A new breakthrough in medicine you say?
You may be right after all!
According to a joint statement by Satrajit Chakrabarty, M.S., a doctoral student, and Daniel Marcus, Ph.D. from the Washington University School of Medicine in St. Louis, Missouri, who formed part of the research team: “This is the first study to address the most common intracranial tumours and to directly determine the tumour class or the absence of tumour from a 3D MRI volume”.
High-grade glioma, low-grade glioma , brain metastases, meningioma, pituitary adenoma and acoustic neuroma, six of the most common types of tumour were documented through the process called his pathology, wherein tissues are surgically removed from a suspected cancer cell and examined with the use of a microscope.
Chakrabarty while analysing how MRI data would be used to automatically detect and classify brain tumours said:
“Non-invasive MRI may be used as a complement, or in some cases, as an alternative to histopathologic examination,”
The researchers from the Mallinckrodt Institute of Radiology , together with Chakrabarty built a massive, multi-institutional intracranial MRI scans 3D datasets through a convolutional neural network, obtaining pre-operative, post contrast T1-weighted MRI scans using the Brain Tumour Image Segmentation, The Cancer Genome Atlas Glioblastoma Multiforme, and The Cancer Genome Atlas Low Grade Glioma processes.
2,105 total scans were then grouped into three data subsets, with 1.396 of it for training, 261 scans for internal testing while 348 scans was for external testing. The performances of the model suing data from the external and internal MRI scans were evaluated after the first MRI scan set were used to train the convolutional neural network to separate healthy scans and unhealthy ones that has tumours, helping the classification of tumour type.
With the use of the internal testing data, a 93.35 percent accuracy was gotten from a healthy class and six tumour class with a accuracy figure of 337 out of 361.
Positive Predictive Value, with sensitivities ranging from 91 percent to 100 percent, has the probability of patients who had hitherto had a positive screening test having the disease ranging from 85 percent to 100 percent.
On the other hand, Negative Predictive Value ranged from 98 percent to 100 percent across all the classes with network attention overlapping with the tumour areas for all tumour types.
For the external test dataset, which included only two tumour types (high-grade glioma and low-grade glioma), the model had an accuracy of 91.95%.

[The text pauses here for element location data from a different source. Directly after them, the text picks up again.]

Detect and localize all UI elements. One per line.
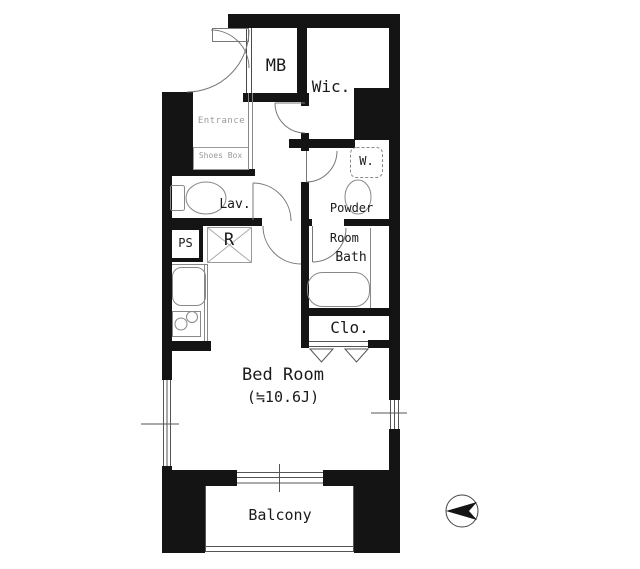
room-label-bed-room-size: (≒10.6J) <box>203 389 363 406</box>
room-label-ps: PS <box>168 237 203 250</box>
room-label-mb: MB <box>243 57 309 76</box>
powder-room-line2: Room <box>330 231 359 245</box>
floor-plan: MB Wic. Entrance Shoes Box W. Powder Roo… <box>0 0 640 569</box>
room-label-closet: Clo. <box>309 319 390 337</box>
room-label-balcony: Balcony <box>205 507 355 524</box>
closet-hanger2-icon <box>345 349 368 362</box>
lav-door-swing-arc <box>253 183 291 221</box>
kitchen-sink-icon <box>173 268 206 306</box>
kitchen-counter-edge <box>172 264 208 341</box>
stove-burner2-icon <box>187 312 198 323</box>
stove-burner-icon <box>175 318 187 330</box>
window-right <box>391 400 399 429</box>
powder-room-line1: Powder <box>330 201 373 215</box>
room-label-shoes-box: Shoes Box <box>193 152 248 161</box>
toilet-tank-icon <box>171 186 185 211</box>
wic-door-swing-arc <box>275 103 305 133</box>
entrance-door-swing-arc <box>187 30 249 92</box>
room-label-entrance: Entrance <box>193 117 250 127</box>
window-left <box>164 380 171 466</box>
closet-hanger-icon <box>310 349 333 362</box>
entrance-corridor-divider <box>249 93 253 169</box>
bedroom-door-swing-arc <box>263 226 301 264</box>
room-label-lav: Lav. <box>215 198 255 212</box>
room-label-wic: Wic. <box>301 78 361 96</box>
north-compass-arrow-icon <box>446 502 477 520</box>
bathtub-icon <box>308 273 370 307</box>
room-label-refrigerator: R <box>207 231 251 250</box>
room-label-washer: W. <box>350 155 383 168</box>
powder-door-swing-arc <box>307 151 338 182</box>
room-label-bed-room: Bed Room <box>203 366 363 385</box>
room-label-bath: Bath <box>322 251 380 265</box>
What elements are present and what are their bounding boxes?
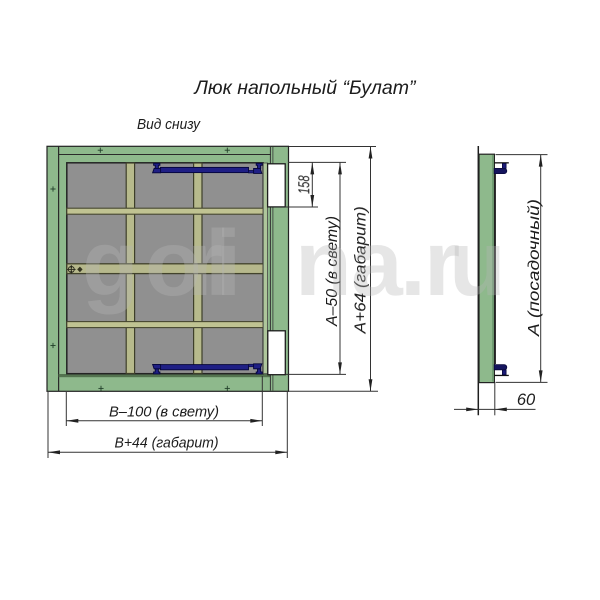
svg-text:А (посадочный): А (посадочный) — [526, 199, 543, 337]
svg-text:Вид снизу: Вид снизу — [137, 116, 201, 133]
svg-text:Люк напольный “Булат”: Люк напольный “Булат” — [192, 77, 417, 99]
svg-text:В–100 (в свету): В–100 (в свету) — [109, 404, 219, 421]
svg-text:158: 158 — [297, 175, 314, 194]
svg-text:60: 60 — [517, 391, 536, 409]
svg-text:gorlina.ru: gorlina.ru — [82, 211, 506, 315]
svg-text:В+44 (габарит): В+44 (габарит) — [115, 435, 219, 452]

According to Chakrabarty ,“These results suggest that deep learning is a promising approach for automated classification and evaluation of brain tumours. The model achieved high accuracy on a heterogeneous dataset and showed excellent generalization capabilities on unseen testing data.”
He further added that the 3D deep learning model aligns more to the goal of an end-to-end, automated workflow where existing 2D models are improved upon, a process that requires radiologists to manually delineate, or characterize, the tumour area on an MRI scan before machine processing.
According to Dr. Sotiras, who is a co-developer of the model, the method can be extended to other brain tumour types or neurological disorders, potentially providing a pathway to augment much of the neuroradiology workflow.
“This network is the first step toward developing an artificial intelligence-augmented radiology workflow that can support image interpretation by providing quantitative information and statistics,” Chakrabarty added.
Reference: “MRI-based Identification and Classification of Major Intracranial Tumour Types Using a 3D Convolutional Neural Network: A Retrospective Multi-Institutional Analysis” 11 August 2021, Radiology: Artificial Intelligence.